Decode stage analyzes the incoming instruction, and converts it to a format (micro-op) in a way that makes processing easier in the following stages.
Map stage performs register renaming to handle WAR and WAW hazards. This is the stage where logical registers of the ISA are mapped to the physical registers of the microarchitecture.
Rename stage allocates a reservation station entry and a reorder buffer entry for the instruction in process. The instruction is then saved to the reservation station to be read from the back-end.
Schedule stage reads from the reservation station in batches. It then passes them through based on what type they are or whether they have their source operands ready for use. For faster operation, schedule stage may choose to change the order of the instructions, which is the very thing that makes the microarchitecture "out-of-order".
Execute stage consists of an arithmetic logic unit and a load-store unit that can be utilized in parallel by two different in-flight instructions. This separation is thought to fast-track load-store instructions, which usually have a longer completion time due to memory access latency.
Retire stage is where instructions are "committed" in-order, which means that they are finally granted permission to update the state elements existent in the computing system, such as the physical registers and the memory. However, they might also be flushed in case of a mispredicted branch, unconditional jump, or exception.

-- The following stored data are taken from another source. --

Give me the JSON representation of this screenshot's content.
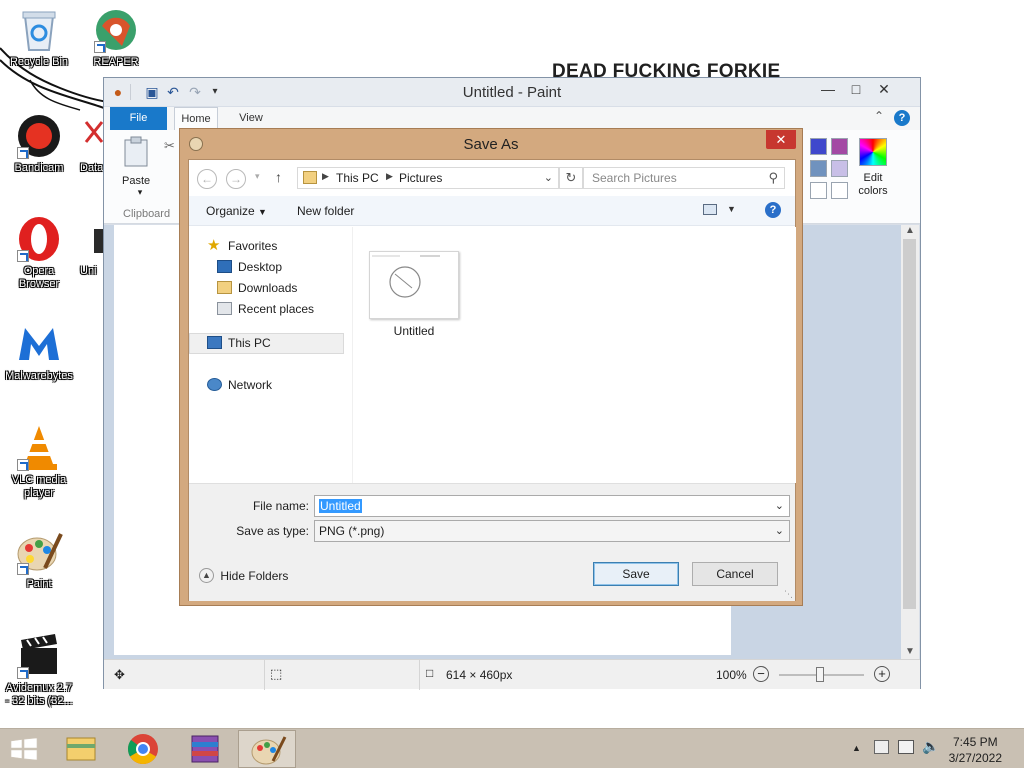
{
  "desktop": {
    "background_text": "DEAD FUCKING FORKIE",
    "icons": [
      {
        "label": "Recycle Bin",
        "icon": "recycle-bin-icon"
      },
      {
        "label": "REAPER",
        "icon": "reaper-icon"
      },
      {
        "label": "Bandicam",
        "icon": "bandicam-icon"
      },
      {
        "label": "Data",
        "icon": "data-icon"
      },
      {
        "label": "Opera\nBrowser",
        "icon": "opera-icon"
      },
      {
        "label": "Uni",
        "icon": "uni-icon"
      },
      {
        "label": "Malwarebytes",
        "icon": "malwarebytes-icon"
      },
      {
        "label": "VLC media\nplayer",
        "icon": "vlc-icon"
      },
      {
        "label": "Paint",
        "icon": "paint-icon"
      },
      {
        "label": "Avidemux 2.7\n- 32 bits (32...",
        "icon": "avidemux-icon"
      }
    ]
  },
  "paint": {
    "title": "Untitled - Paint",
    "tabs": {
      "file": "File",
      "home": "Home",
      "view": "View"
    },
    "ribbon": {
      "paste": "Paste",
      "clipboard": "Clipboard",
      "edit_colors": "Edit\ncolors"
    },
    "status": {
      "dimensions": "614 × 460px",
      "zoom": "100%"
    },
    "palette": [
      "#3f48cc",
      "#a349a4",
      "#7092be",
      "#c8bfe7",
      "#ffffff",
      "#ffffff"
    ]
  },
  "dialog": {
    "title": "Save As",
    "breadcrumb": [
      "This PC",
      "Pictures"
    ],
    "search_placeholder": "Search Pictures",
    "toolbar": {
      "organize": "Organize",
      "new_folder": "New folder"
    },
    "nav": {
      "favorites": "Favorites",
      "desktop": "Desktop",
      "downloads": "Downloads",
      "recent": "Recent places",
      "this_pc": "This PC",
      "network": "Network"
    },
    "files": [
      {
        "name": "Untitled"
      }
    ],
    "file_name_label": "File name:",
    "file_name_value": "Untitled",
    "save_type_label": "Save as type:",
    "save_type_value": "PNG (*.png)",
    "hide_folders": "Hide Folders",
    "save": "Save",
    "cancel": "Cancel"
  },
  "taskbar": {
    "clock_time": "7:45 PM",
    "clock_date": "3/27/2022"
  }
}
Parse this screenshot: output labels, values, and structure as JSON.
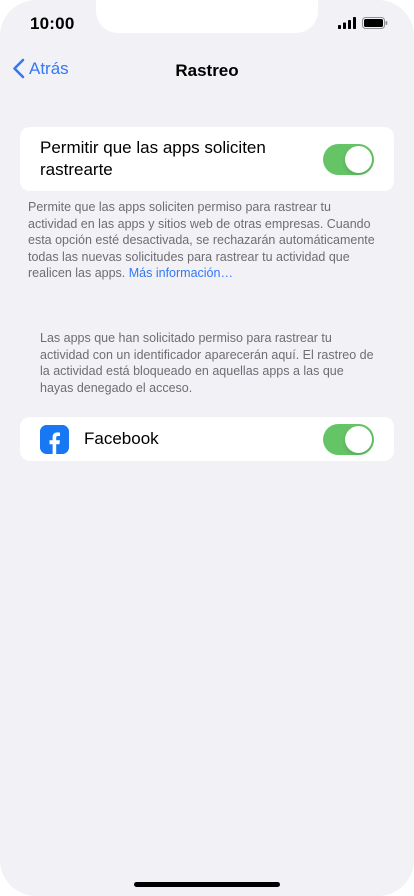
{
  "status_bar": {
    "time": "10:00"
  },
  "nav": {
    "back_label": "Atrás",
    "title": "Rastreo"
  },
  "allow_tracking": {
    "label": "Permitir que las apps soliciten rastrearte",
    "enabled": true
  },
  "allow_tracking_footer": {
    "text": "Permite que las apps soliciten permiso para rastrear tu actividad en las apps y sitios web de otras empresas. Cuando esta opción esté desactivada, se rechazarán automáticamente todas las nuevas solicitudes para rastrear tu actividad que realicen las apps.",
    "link": "Más información…"
  },
  "apps_footer": {
    "text": "Las apps que han solicitado permiso para rastrear tu actividad con un identificador aparecerán aquí. El rastreo de la actividad está bloqueado en aquellas apps a las que hayas denegado el acceso."
  },
  "apps": [
    {
      "name": "Facebook",
      "icon": "facebook-icon",
      "enabled": true
    }
  ],
  "colors": {
    "accent": "#3478f6",
    "toggle_on": "#65c466",
    "background": "#f1f1f6",
    "facebook": "#1877f2"
  }
}
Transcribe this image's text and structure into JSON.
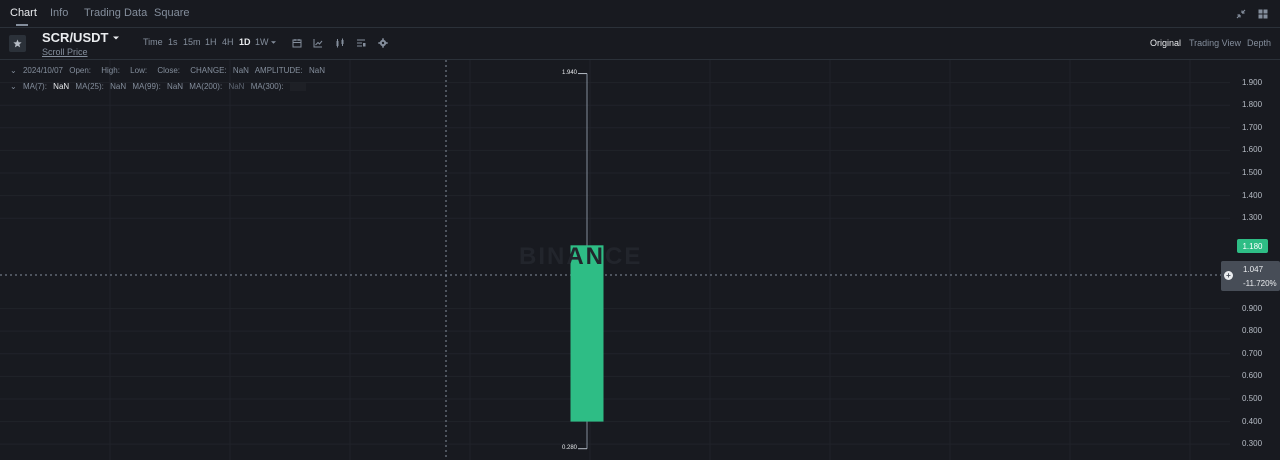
{
  "tabs": [
    {
      "label": "Chart",
      "active": true
    },
    {
      "label": "Info"
    },
    {
      "label": "Trading Data"
    },
    {
      "label": "Square"
    }
  ],
  "top_icons": [
    "collapse-icon",
    "grid-layout-icon"
  ],
  "symbol": {
    "pair": "SCR/USDT",
    "subtitle": "Scroll Price"
  },
  "timeframes": [
    {
      "label": "Time"
    },
    {
      "label": "1s"
    },
    {
      "label": "15m"
    },
    {
      "label": "1H"
    },
    {
      "label": "4H"
    },
    {
      "label": "1D",
      "active": true
    },
    {
      "label": "1W"
    }
  ],
  "toolbar_icons": [
    "calendar-icon",
    "chart-type-icon",
    "indicators-icon",
    "settings-list-icon",
    "gear-icon"
  ],
  "views": [
    {
      "label": "Original",
      "active": true
    },
    {
      "label": "Trading View"
    },
    {
      "label": "Depth"
    }
  ],
  "info": {
    "date": "2024/10/07",
    "open_label": "Open:",
    "high_label": "High:",
    "low_label": "Low:",
    "close_label": "Close:",
    "change_label": "CHANGE:",
    "change_value": "NaN",
    "amplitude_label": "AMPLITUDE:",
    "amplitude_value": "NaN"
  },
  "ma": {
    "ma7_label": "MA(7):",
    "ma7_value": "NaN",
    "ma25_label": "MA(25):",
    "ma25_value": "NaN",
    "ma99_label": "MA(99):",
    "ma99_value": "NaN",
    "ma200_label": "MA(200):",
    "ma200_value": "NaN",
    "ma300_label": "MA(300):"
  },
  "watermark": "BINANCE",
  "colors": {
    "up": "#2ebd85",
    "background": "#181a20",
    "grid": "#20232a"
  },
  "chart_data": {
    "type": "candlestick",
    "candles": [
      {
        "date": "2024/10/07",
        "open": 0.4,
        "high": 1.94,
        "low": 0.28,
        "close": 1.18
      }
    ],
    "high_label": "1.940",
    "low_label": "0.280",
    "y_ticks": [
      "1.900",
      "1.800",
      "1.700",
      "1.600",
      "1.500",
      "1.400",
      "1.300",
      "0.900",
      "0.800",
      "0.700",
      "0.600",
      "0.500",
      "0.400",
      "0.300"
    ],
    "y_tick_values": [
      1.9,
      1.8,
      1.7,
      1.6,
      1.5,
      1.4,
      1.3,
      0.9,
      0.8,
      0.7,
      0.6,
      0.5,
      0.4,
      0.3
    ],
    "ylim": [
      0.23,
      2.0
    ],
    "current_price": "1.180",
    "crosshair_price": "1.047",
    "crosshair_change": "-11.720%"
  }
}
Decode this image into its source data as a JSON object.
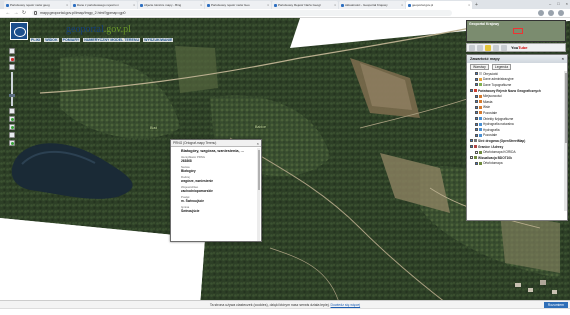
{
  "browser": {
    "tabs": [
      {
        "label": "Państwowy rejestr nazw geog",
        "active": false
      },
      {
        "label": "Dane z państwowego rejestru n",
        "active": false
      },
      {
        "label": "zdjecie lotnicze mapy - Bing",
        "active": false
      },
      {
        "label": "Państwowy rejestr nazw Geo",
        "active": false
      },
      {
        "label": "Państwowy Rejestr Nazw Geogr",
        "active": false
      },
      {
        "label": "Aktualności - Geoportal Krajowy",
        "active": false
      },
      {
        "label": "geoportal.gov.pl",
        "active": true
      }
    ],
    "url": "mapy.geoportal.gov.pl/imap/Imgp_2.html?gpmap=gp0"
  },
  "header": {
    "logo_text": "geoportal",
    "logo_domain": ".gov.pl",
    "menu": [
      "PLIKI",
      "WIDOK",
      "POMIARY",
      "NUMERYCZNY MODEL TERENU",
      "WYSZUKIWANIE"
    ]
  },
  "map_labels": {
    "left": "Bład",
    "mid": "Babice"
  },
  "minimap": {
    "title": "Geoportal Krajowy"
  },
  "right_toolbar": {
    "youtube": "You",
    "youtube_b": "Tube"
  },
  "layers": {
    "title": "Zawartość mapy",
    "tabs": [
      "Warstwy",
      "Legenda"
    ],
    "rows": [
      {
        "label": "Obrysówki",
        "group": false,
        "on": true,
        "color": "#c9c9c9"
      },
      {
        "label": "Dane administracyjne",
        "group": false,
        "on": true,
        "color": "#e5a23b"
      },
      {
        "label": "Dane Topograficzne",
        "group": false,
        "on": true,
        "color": "#7fb04f"
      },
      {
        "label": "Państwowy Rejestr Nazw Geograficznych",
        "group": true,
        "on": true,
        "color": "#cc3b2e"
      },
      {
        "label": "Miejscowości",
        "group": false,
        "on": true,
        "color": "#d57a2e"
      },
      {
        "label": "Miasta",
        "group": false,
        "on": true,
        "color": "#d57a2e"
      },
      {
        "label": "Wsie",
        "group": false,
        "on": true,
        "color": "#d57a2e"
      },
      {
        "label": "Pozostałe",
        "group": false,
        "on": true,
        "color": "#d57a2e"
      },
      {
        "label": "Obiekty fizjograficzne",
        "group": false,
        "on": true,
        "color": "#4a8fd1"
      },
      {
        "label": "Hydrografia naturalna",
        "group": false,
        "on": true,
        "color": "#4a8fd1"
      },
      {
        "label": "Hydrografia",
        "group": false,
        "on": true,
        "color": "#4a8fd1"
      },
      {
        "label": "Pozostałe",
        "group": false,
        "on": true,
        "color": "#4a8fd1"
      },
      {
        "label": "Sieć drogowa (OpenStreetMap)",
        "group": true,
        "on": true,
        "color": "#777777"
      },
      {
        "label": "Granice i Adresy",
        "group": true,
        "on": true,
        "color": "#b04444"
      },
      {
        "label": "Ortofotomapa KORIDA",
        "group": false,
        "on": false,
        "color": "#6f8a3f"
      },
      {
        "label": "Wizualizacja BDOT10k",
        "group": true,
        "on": false,
        "color": "#6f8a3f"
      },
      {
        "label": "Ortofotomapa",
        "group": false,
        "on": true,
        "color": "#6f8a3f"
      }
    ]
  },
  "popup": {
    "header": "PRNG (Ortograf-mapy Terenu)",
    "title": "Białogóry, wzgórza, wzniesienia, ...",
    "fields": [
      {
        "k": "Identyfikator PRNG",
        "v": "263868"
      },
      {
        "k": "Nazwa",
        "v": "Białogóry"
      },
      {
        "k": "Rodzaj",
        "v": "wzgórze, wzniesienie"
      },
      {
        "k": "Województwo",
        "v": "zachodniopomorskie"
      },
      {
        "k": "Powiat",
        "v": "m. Świnoujście"
      },
      {
        "k": "Gmina",
        "v": "Świnoujście"
      }
    ]
  },
  "cookie": {
    "text": "Ta strona używa ciasteczek (cookies), dzięki którym nasz serwis działa lepiej.",
    "link": "Dowiedz się więcej",
    "button": "Rozumiem"
  }
}
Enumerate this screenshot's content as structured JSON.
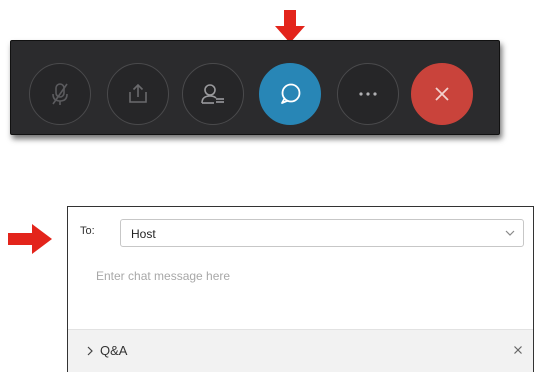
{
  "colors": {
    "toolbar_bg": "#2b2b2d",
    "chat_accent": "#2886b6",
    "end_red": "#c9433b",
    "arrow_red": "#e3241b"
  },
  "toolbar": {
    "buttons": [
      {
        "name": "mute-button",
        "icon": "microphone-muted-icon"
      },
      {
        "name": "share-button",
        "icon": "share-icon"
      },
      {
        "name": "participants-button",
        "icon": "participants-icon"
      },
      {
        "name": "chat-button",
        "icon": "chat-bubble-icon",
        "active": true
      },
      {
        "name": "more-button",
        "icon": "more-options-icon",
        "label": "···"
      },
      {
        "name": "end-button",
        "icon": "close-icon"
      }
    ]
  },
  "chat_panel": {
    "to_label": "To:",
    "recipient": "Host",
    "placeholder": "Enter chat message here",
    "qa_label": "Q&A",
    "qa_close": "×"
  }
}
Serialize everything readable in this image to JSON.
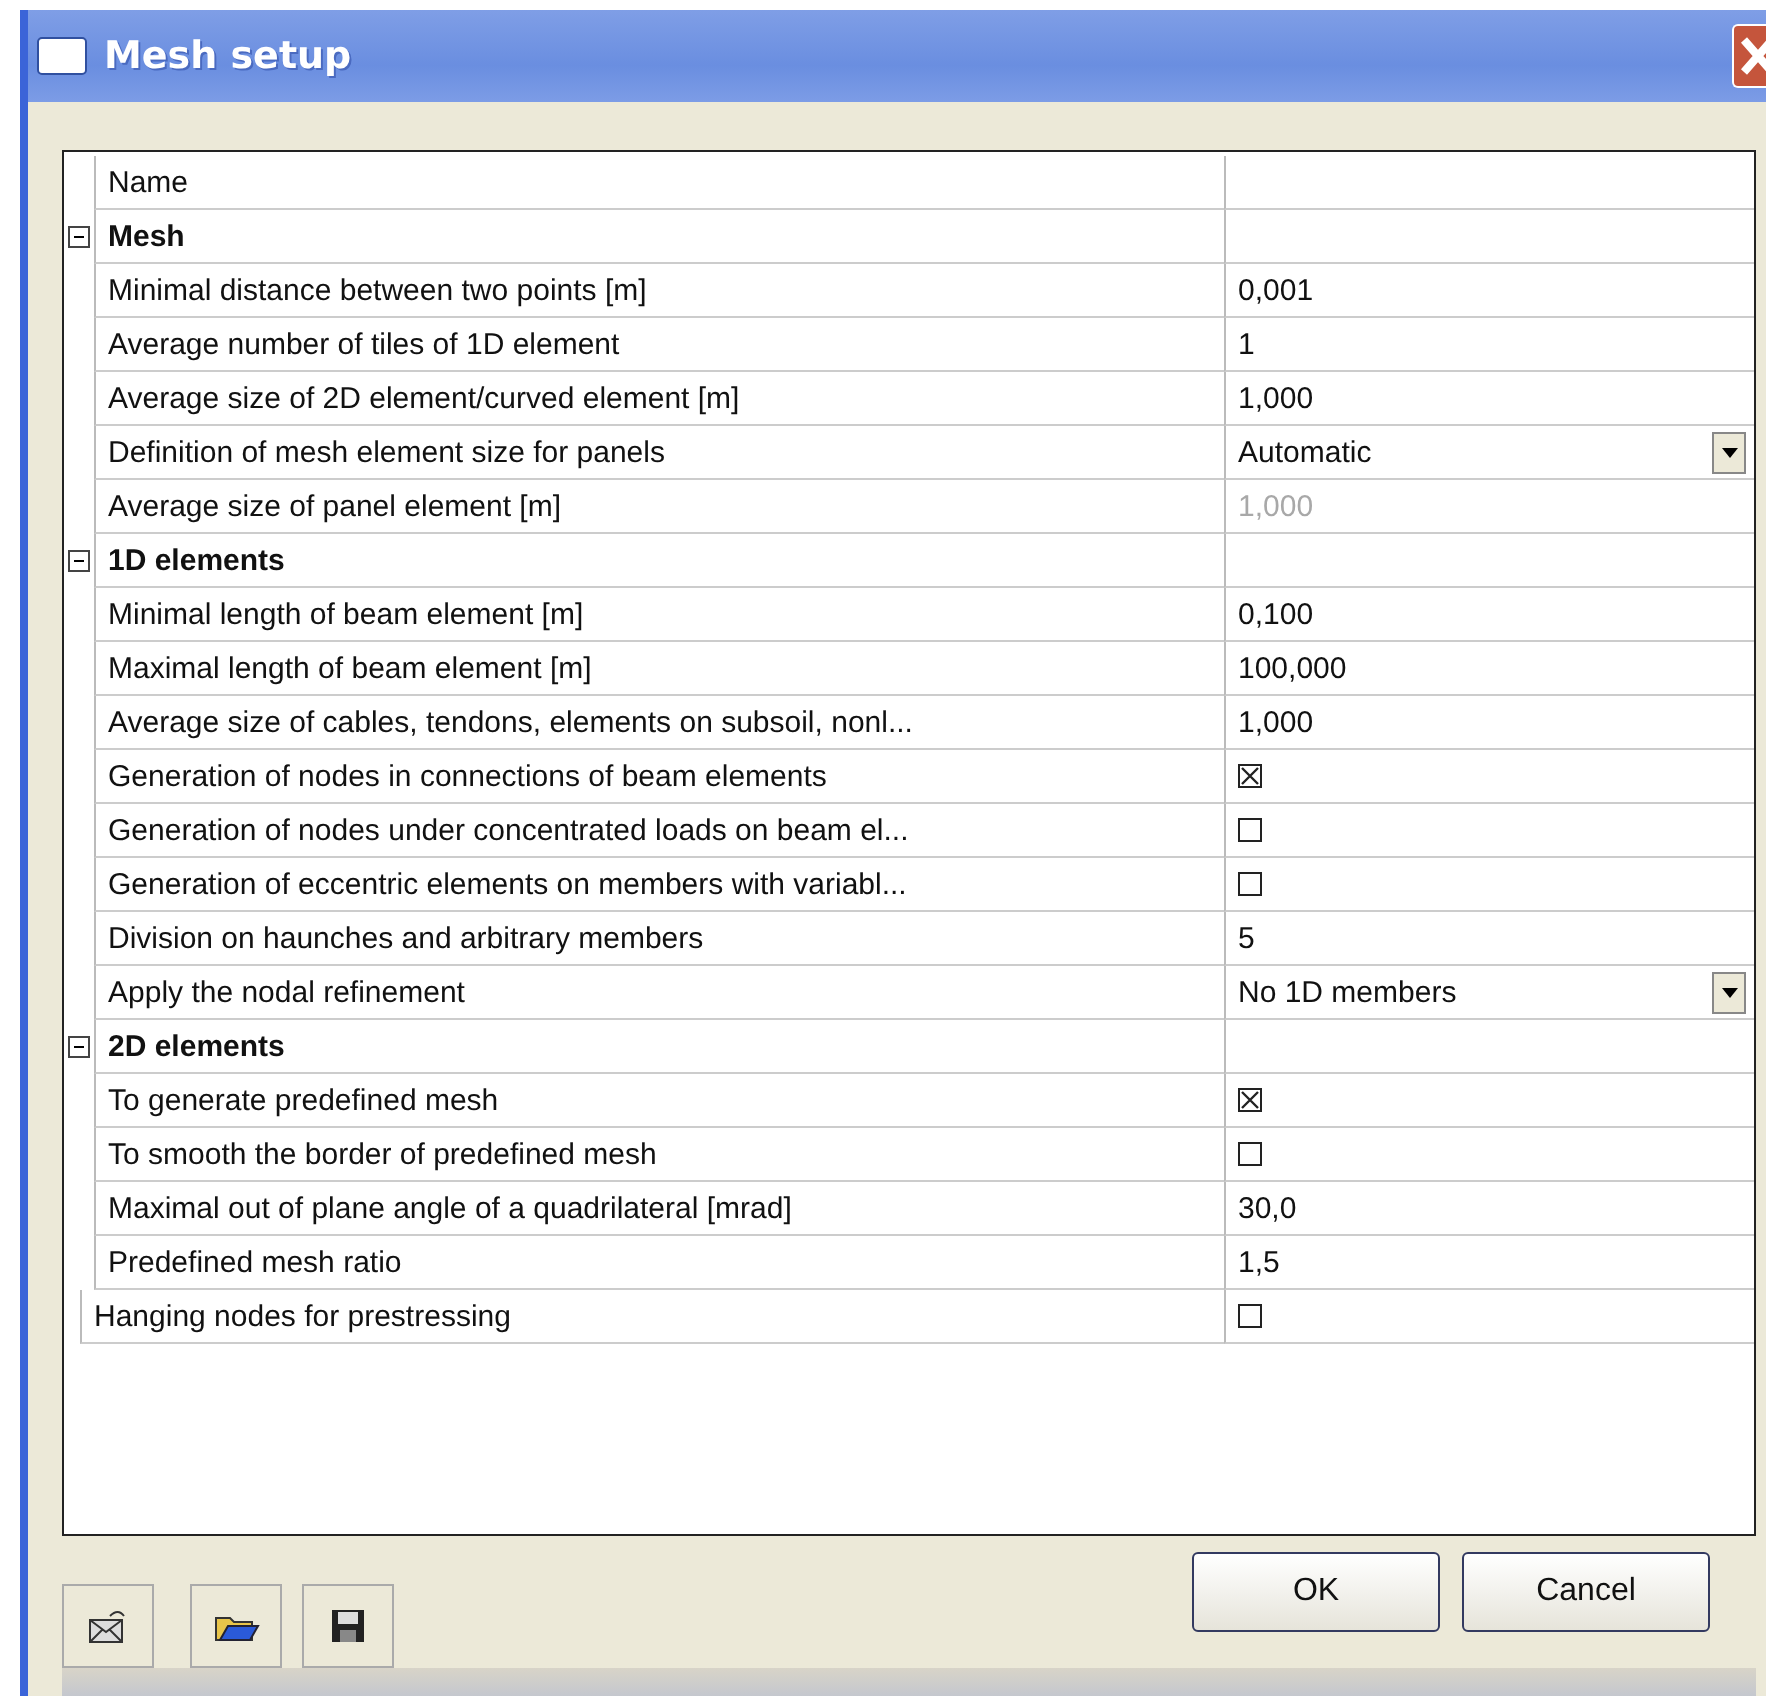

The official, ratified, up-to-date RISC-V ISA specification, describing the RISC-V unprivileged architecture.
An essential reading on computer architecture from Turing award winner scholars John L. Hennessy and David A. Patterson.
A comprehensive research project focused on reverse-engineering and analyzing Apple's M1 processor.
An attempt at microarchitecture documentation for the CPU in the Apple M1 by Dougall Johnson.
All instructions of the RV32I ISA v2.1 except ecall, ebreak, and fence are implemented and tested.
- 🚧 RV32I instructions ecall, ebreak, and fence
- 🚧 ISA extensions Zicsri and Zifencei
- 🚧 Full verification and compliance tests
- 🚧 Elaborate branch prediction
All types of contributions (pull requests, issues, etc.) are welcome and encouraged.
The Qu Processor is licensed under the MIT License. See LICENSE for details.